Die Simulation des IAB ergab zudem, dass in Berlin oder Hamburg mehr Experten oder Spezialisten beschäftigt sind. Was allerdings nicht bedeutet, dass in diesen Stadtstaaten kein Anpassungsbedarf besteht.

Und es sind nicht nur die technischen Probleme, die dem Siegeszug der Roboter entgegen wirken. Oftmals sind es auch rechtliche oder ethische Fragen, die den Einsatz der Maschinen ausbremsen können. So formuliert zum Beispiel die Wissenschaftlerin Matthes die Frage, welche Eigenschaften ein Auslieferungsroboter haben muss, um eine Betriebsgenehmigung zu erhalten. Auch brauchen die Branchen qualifiziertes Personal, um mit den Robotern interagieren zu können. Und dies hat zur Folge, dass nicht nur in die Maschinen investiert werden muss, sondern auch in die Weiterbildung der Beschäftigten.

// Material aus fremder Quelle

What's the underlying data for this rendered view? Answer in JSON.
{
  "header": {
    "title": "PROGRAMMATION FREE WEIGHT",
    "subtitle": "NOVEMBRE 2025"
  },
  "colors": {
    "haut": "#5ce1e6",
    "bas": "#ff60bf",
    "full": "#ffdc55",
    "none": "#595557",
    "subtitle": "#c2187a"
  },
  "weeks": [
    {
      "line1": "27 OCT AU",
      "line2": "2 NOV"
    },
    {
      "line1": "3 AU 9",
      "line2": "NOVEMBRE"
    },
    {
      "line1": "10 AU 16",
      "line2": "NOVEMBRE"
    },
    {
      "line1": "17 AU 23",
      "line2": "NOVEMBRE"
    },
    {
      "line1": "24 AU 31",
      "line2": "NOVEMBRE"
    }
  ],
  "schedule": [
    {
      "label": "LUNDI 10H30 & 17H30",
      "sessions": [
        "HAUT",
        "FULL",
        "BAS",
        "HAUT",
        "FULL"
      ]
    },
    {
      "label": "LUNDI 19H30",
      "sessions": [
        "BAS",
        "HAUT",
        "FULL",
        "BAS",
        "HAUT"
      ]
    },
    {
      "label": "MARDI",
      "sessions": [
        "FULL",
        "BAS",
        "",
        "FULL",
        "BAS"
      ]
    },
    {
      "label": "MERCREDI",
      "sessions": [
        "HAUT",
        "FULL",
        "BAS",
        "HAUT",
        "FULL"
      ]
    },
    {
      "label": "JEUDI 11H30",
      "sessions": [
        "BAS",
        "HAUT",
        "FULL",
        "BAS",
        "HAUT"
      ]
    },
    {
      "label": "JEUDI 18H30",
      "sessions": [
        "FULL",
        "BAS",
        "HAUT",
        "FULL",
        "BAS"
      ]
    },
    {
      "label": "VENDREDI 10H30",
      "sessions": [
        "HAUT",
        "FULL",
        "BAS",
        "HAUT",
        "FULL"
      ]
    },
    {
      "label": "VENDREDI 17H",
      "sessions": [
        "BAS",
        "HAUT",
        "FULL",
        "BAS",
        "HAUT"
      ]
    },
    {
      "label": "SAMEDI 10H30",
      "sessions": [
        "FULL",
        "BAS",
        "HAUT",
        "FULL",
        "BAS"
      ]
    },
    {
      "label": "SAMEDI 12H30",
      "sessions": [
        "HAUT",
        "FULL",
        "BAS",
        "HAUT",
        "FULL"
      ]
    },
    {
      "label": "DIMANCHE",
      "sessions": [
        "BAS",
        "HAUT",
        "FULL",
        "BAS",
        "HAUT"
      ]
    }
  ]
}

Ein IAB-Forscher ist der Meinung, dass in den nächsten Jahren die älteren Generationen auf dem Arbeitsmarkt unerlässlich seien. Denn diese seien notwendig, um die digitale Veränderung in Deutschland bewältigen zu können. Weiterhin heißt es in der Studie, dass die Bundesländer die Voraussetzungen für Weiterbildungen schaffen müssten. Nur dadurch könnten die neuen Herausforderungen innerhalb der digitalen Arbeitswelt bewältigt werden.

Fazit

Die Digitalisierung scheint den Arbeitnehmern keine schlaflosen Nächte zu bescheren. Dies zeigt auch die Bereitschaft der Befragten, sich aus eigenem Interesse weiterzubilden.